Dr Hugh Breakey, a senior research fellow in moral philosophy and the deputy director of the Griffith University Institute for Ethics, Governance and Law, said the situation amounted to an “incredible ethical tangle”.

“It will wind up being a parental decision and we can only hope that it is done in a really considered and reflective way,” Breakey said.

“It is one of those cases where we have two claims that are both on their face legitimate, but both cannot possibly be realised.
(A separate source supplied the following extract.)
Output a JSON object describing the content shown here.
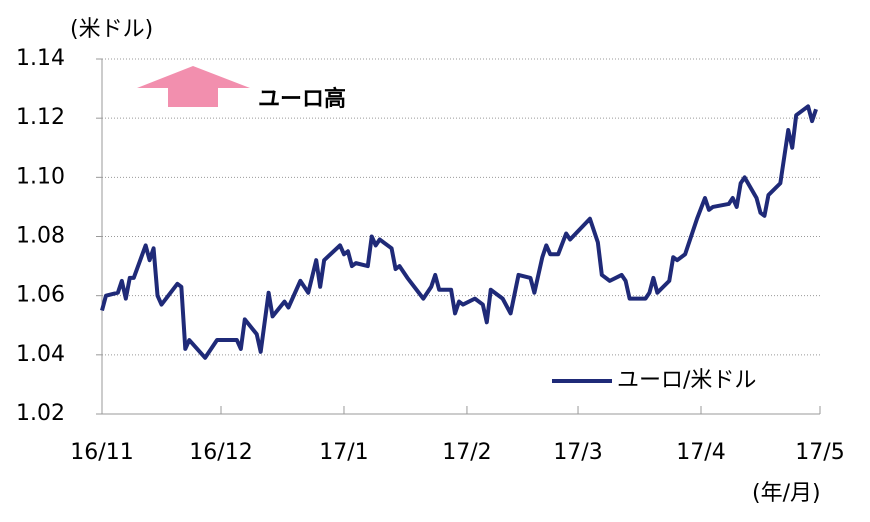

Sometimes we have to rise above and say it’s not about what we are owed, it’s what this child is owed, and we have to do the best thing for them.”

The case has created considerable concern among donor-conceived people, including many who have been lobbying for stronger disclosure laws and other protections such as a national register.

In 2024, Monash IVF reached a $56m settlement with more than 700 former patients after embryos were destroyed due to allegedly faulty genetic screening.

The class action claimed about 35% of embryos found to be abnormal were normal.

The company confirmed it had reached the settlement through mediation but noted it had made no admission of liability.

Katherine Dawson, who estimates she could have up to 700 siblings, said parents whose children were conceived through IVF should seek DNA tests.

Dawson said the latest situation might not have come to light but for Queensland laws that compelled Monash to disclose the error.

“The evidence of it being an isolated incident is really only because they’ve never had to check or disclose,” said Dawson.

“One in 18 births are IVF-conceived children, [and] if these checks and balances are being missed as recently as last year, there needs to be more record-keeping and more information.”

Leading Australian IVF specialist and former Monash IVF director Prof Gab Kovacs said there were over 100,000 IVF cycles in Australia annually, so every few years a mistake is made.

“There have been mistakes recognised in the past, it’s more often that the wrong sperm is used when the sperm and the egg are put together,” he told ABC Radio Melbourne.

“Certainly overseas, there have been recognised cases [of] the wrong embryo being put in.”

He said stringent processes have been in place for decades including a second person signing off whenever a person handles human tissue.

“I don’t think there’s much more that can be done [other than] to accept that human beings make mistakes,” Kovacs said.

He believed no other similar case has been tested in court before.

Monash IVF chief executive, Michael Knaap, apologised and said the company would continue to support the patients.

“All of us at Monash IVF are devastated and we apologise to everyone involved,” he said.

“We have undertaken additional audits and we’re confident that this is an isolated incident.”